On the Effect of Age-Dependent Mortality on the Stability of a System of Delay-Differential Equations Modeling Erythropoiesis

Abstract

We present an age-structured model for erythropoiesis in which the mortality of mature cells is described empirically by a physiologically realistic probability distribution of survival times. Under some assumptions, the model can be transformed into a system of delay differential equations with both constant and distributed delays. The stability of the equilibrium of this system and possible Hopf bifurcations are described for a number of probability distributions. Physiological motivation and interpretation of our results are provided.
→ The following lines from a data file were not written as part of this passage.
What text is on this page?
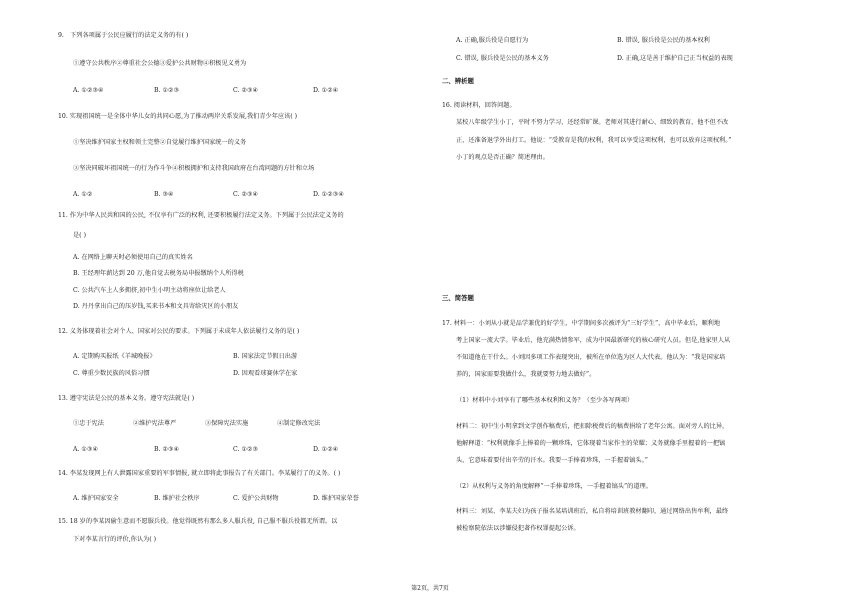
9.　下列各项属于公民应履行的法定义务的有( )
①遵守公共秩序②尊重社会公德③爱护公共财物④积极见义勇为
A. ①②③④	B. ①②③	C. ②③④	D. ①②④
10. 实现祖国统一是全体中华儿女的共同心愿,为了推动两岸关系发展,我们青少年应该( )
①坚决维护国家主权和领土完整②自觉履行维护国家统一的义务
③坚决同破坏祖国统一的行为作斗争④积极拥护和支持我国政府在台湾问题的方针和立场
A. ①②	B. ③④	C. ②③④	D. ①②③④
11. 作为中华人民共和国的公民, 不仅享有广泛的权利, 还要积极履行法定义务。下列属于公民法定义务的
是( )
A. 在网络上聊天时必须使用自己的真实姓名
B. 王经理年薪达到 20 万,他自觉去税务局申报缴纳个人所得税
C. 公共汽车上人多拥挤,初中生小明主动将座位让给老人
D. 丹丹拿出自己的压岁钱,买来书本和文具寄给灾区的小朋友
12. 义务体现着社会对个人、国家对公民的要求。下列属于未成年人依法履行义务的是( )
A. 定期购买报纸《羊城晚报》	B. 国家法定节假日出游
C. 尊重少数民族的风俗习惯	D. 因观看球赛休学在家
13. 遵守宪法是公民的基本义务。遵守宪法就是( )
①忠于宪法	②维护宪法尊严	③保障宪法实施	④制定修改宪法
A. ①③④	B. ②③④	C. ①②③	D. ①②④
14. 李某发现网上有人泄露国家重要的军事情报, 就立即将此事报告了有关部门。李某履行了的义务。( )
A. 维护国家安全	B. 维护社会秩序	C. 爱护公共财物	D. 维护国家荣誉
15. 18 岁的李某因偷生意而不愿服兵役。他觉得既然有那么多人服兵役, 自己服不服兵役都无所谓。以
下对李某言行的评价,你认为( )
A. 正确,服兵役是自愿行为	B. 错误, 服兵役是公民的基本权利
C. 错误, 服兵役是公民的基本义务	D. 正确,这是善于维护自己正当权益的表现
二、辨析题
16. 阅读材料，回答问题。
某校八年级学生小丁，平时不努力学习，还经常旷课。老师对其进行耐心、细致的教育，他不但不改
正，还准备退学外出打工。他说：“受教育是我的权利，我可以享受这项权利，也可以放弃这项权利。”
小丁的观点是否正确？简述理由。
三、简答题
17. 材料一：小刘从小就是品学兼优的好学生，中学期间多次被评为“三好学生”，高中毕业后，顺利地
考上国家一流大学。毕业后，他充满热情参军，成为中国最新研究的核心研究人员。但是,他家里人从
不知道他在干什么。小刘因多项工作表现突出，被所在单位选为区人大代表。他认为：“我是国家培
养的，国家需要我做什么，我就要努力地去做好”。
（1）材料中小刘享有了哪些基本权利和义务？（至少各写两项）
材料二：初中生小明拿到文学创作稿费后，把扣除税费后的稿费捐给了老年公寓。面对旁人的比异，
他解释道：“权利就像手上捧着的一颗珍珠，它体现着当家作主的荣耀；义务就像手里握着的一把镐
头，它意味着要付出辛劳的汗水。我要一手捧着珍珠，一手握着镐头。”
（2）从权利与义务的角度解释“一手捧着珍珠，一手握着镐头”的道理。
材料三：刘某、李某夫妇为孩子报名某培训班后，私自将培训班教材翻印，通过网络出售牟利，最终
被检察院依法以涉嫌侵犯著作权罪提起公诉。
第2页，共7页
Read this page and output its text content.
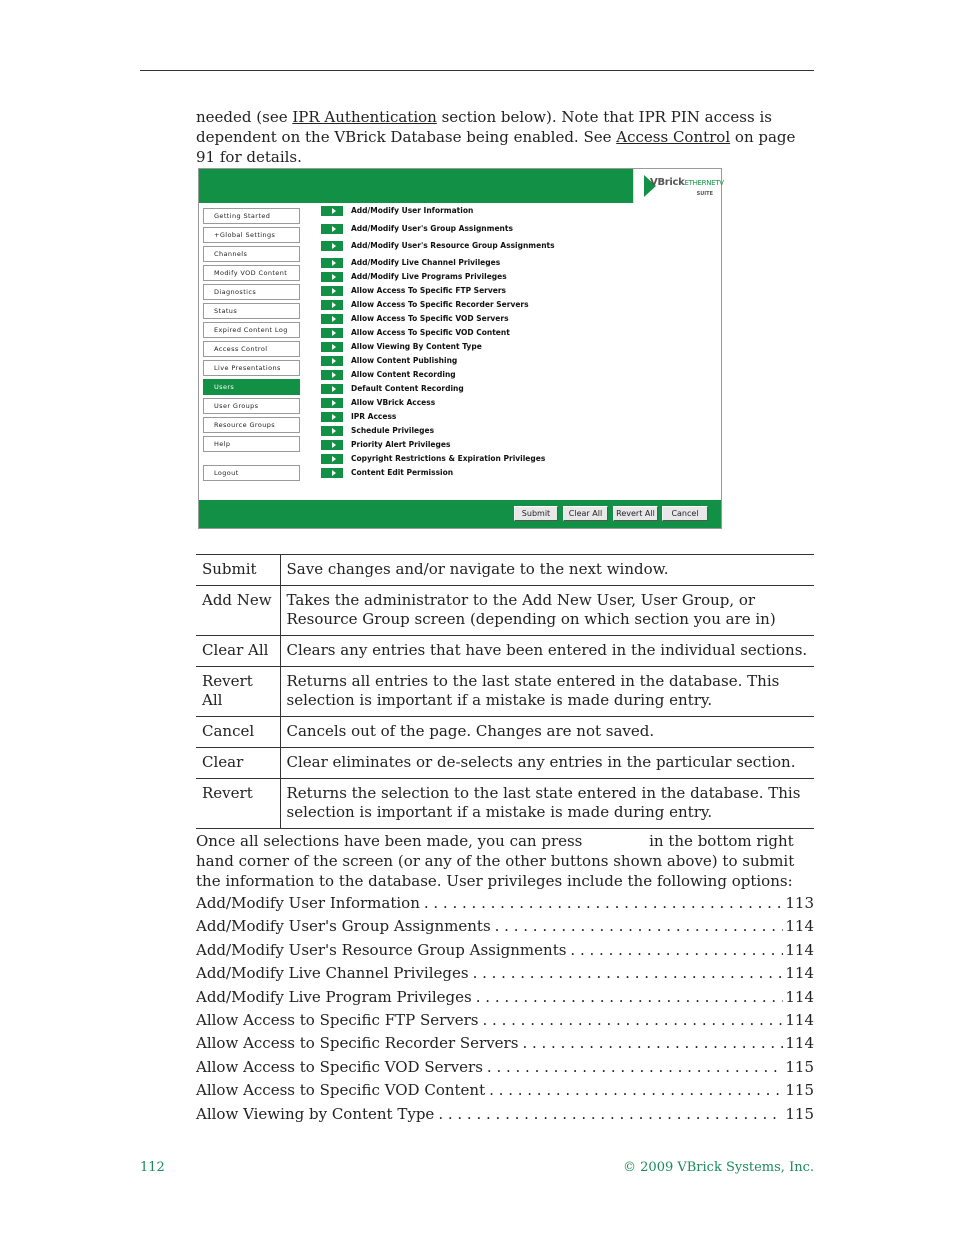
needed (see IPR Authentication section below). Note that IPR PIN access is dependent on the VBrick Database being enabled. See Access Control on page 91 for details.

VBrickETHERNETV
SUITE
Getting Started
+Global Settings
Channels
Modify VOD Content
Diagnostics
Status
Expired Content Log
Access Control
Live Presentations
Users
User Groups
Resource Groups
Help
Logout
Add/Modify User Information
Add/Modify User's Group Assignments
Add/Modify User's Resource Group Assignments
Add/Modify Live Channel Privileges
Add/Modify Live Programs Privileges
Allow Access To Specific FTP Servers
Allow Access To Specific Recorder Servers
Allow Access To Specific VOD Servers
Allow Access To Specific VOD Content
Allow Viewing By Content Type
Allow Content Publishing
Allow Content Recording
Default Content Recording
Allow VBrick Access
IPR Access
Schedule Privileges
Priority Alert Privileges
Copyright Restrictions & Expiration Privileges
Content Edit Permission
Submit	Clear All	Revert All	Cancel
Submit	Save changes and/or navigate to the next window.
Add New	Takes the administrator to the Add New User, User Group, or Resource Group screen (depending on which section you are in)
Clear All	Clears any entries that have been entered in the individual sections.
Revert All	Returns all entries to the last state entered in the database. This selection is important if a mistake is made during entry.
Cancel	Cancels out of the page. Changes are not saved.
Clear	Clear eliminates or de-selects any entries in the particular section.
Revert	Returns the selection to the last state entered in the database. This selection is important if a mistake is made during entry.

Once all selections have been made, you can press              in the bottom right hand corner of the screen (or any of the other buttons shown above) to submit the information to the database. User privileges include the following options:

Add/Modify User Information . . .	113
Add/Modify User's Group Assignments . . .	114
Add/Modify User's Resource Group Assignments . . .	114
Add/Modify Live Channel Privileges . . .	114
Add/Modify Live Program Privileges . . .	114
Allow Access to Specific FTP Servers . . .	114
Allow Access to Specific Recorder Servers . . .	114
Allow Access to Specific VOD Servers . . .	115
Allow Access to Specific VOD Content . . .	115
Allow Viewing by Content Type . . .	115
112	© 2009 VBrick Systems, Inc.
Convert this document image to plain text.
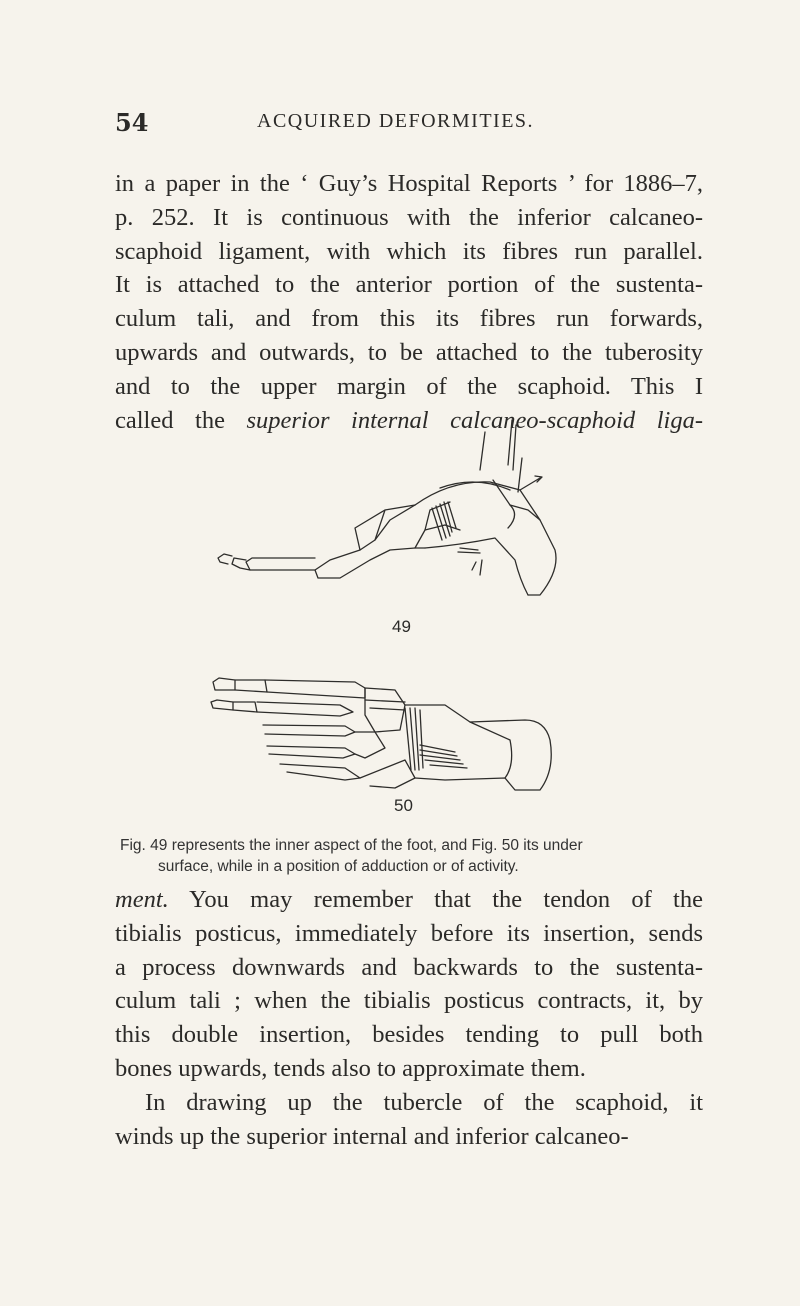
54	ACQUIRED DEFORMITIES.
in a paper in the ‘ Guy’s Hospital Reports ’ for 1886–7,
p. 252. It is continuous with the inferior calcaneo-
scaphoid ligament, with which its fibres run parallel.
It is attached to the anterior portion of the sustenta-
culum tali, and from this its fibres run forwards,
upwards and outwards, to be attached to the tuberosity
and to the upper margin of the scaphoid. This I
called the superior internal calcaneo-scaphoid liga-
49
50
Fig. 49 represents the inner aspect of the foot, and Fig. 50 its under
surface, while in a position of adduction or of activity.
ment. You may remember that the tendon of the
tibialis posticus, immediately before its insertion, sends
a process downwards and backwards to the sustenta-
culum tali ; when the tibialis posticus contracts, it, by
this double insertion, besides tending to pull both
bones upwards, tends also to approximate them.
In drawing up the tubercle of the scaphoid, it
winds up the superior internal and inferior calcaneo-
Appendix A: Numerical Methods

In this section, we briefly describe the numerical methods behind the result of Sect. 3.2, which is adapted from Brunner et al. (1997) and Makroglou and Kuang (2006). Our goal is to compute a numerical solution to the following integro-differential equation

$$\begin{aligned} \frac{dE(t)}{dt} = {\mathcal {F}}\left( M(t)\right) - kE(t), \quad M(t) = \int\limits _{-\infty }^t e^{\beta \mu _1} S_0(E(\sigma -\mu _F)) l(t-\sigma ) d\sigma , \end{aligned}$$

(A.1)

on some finite time interval \(0 \le t \le t_f\) given any constant initial and past hormone level \(E(t) = E_0\), with \(t \le 0\). Now let us consider the equidistant mesh \(t_j = jh\) with \(j = 0,\dots ,N\) and \(h = t_f/N\), and let us furthermore suppose that the discrete maturation delay may be written as an integer multiple of the time-step as \(\mu _F = Lh, \, L \in {\mathbb {N}}\). Applying a second-order Runge–Kutta scheme alongside with trapezoidal integration yields a system of 2N equations given by

$$\begin{aligned} \begin{aligned} M_j&= e^{\beta \mu _1} S_0(E_0) \int\limits _{-\infty }^0 l(t_j-\sigma ) d\sigma + h\sum _{i=0}^j \alpha _i e^{\beta \mu _1} S_0(E_{i-L})l(t_j - t_i), \\ E_j&= \frac{2}{2+hk}E_{j-1} + \frac{h}{2 + hk}\left( {\mathcal {F}}(M_{j-1}) + {\mathcal {F}}(M_j) - k E_{j-1} \right) , \\ \end{aligned} \end{aligned}$$

(A.2)

for the unknowns \((M_j,E_j)\), \(j = 1,\ldots ,N\). We remark that in Eq. (A.2), \(E_{i-L} = E_0\) if \(i \le L\) while the \(\alpha _i\) are the usual weights for trapezoidal quadrature defined by,

$$\begin{aligned} \alpha _i = {\left\{ \begin{array}{ll} \frac{1}{2} &{} \quad i = 0 \text { or } N, \\ 1 &{} \quad 0< i < N. \end{array}\right. } \end{aligned}$$

(A.3)

Fortunately, the presence of the discrete maturation delay makes it possible to explicitly solve the system A.2 given any constant initial and past hormone level \(E_0\).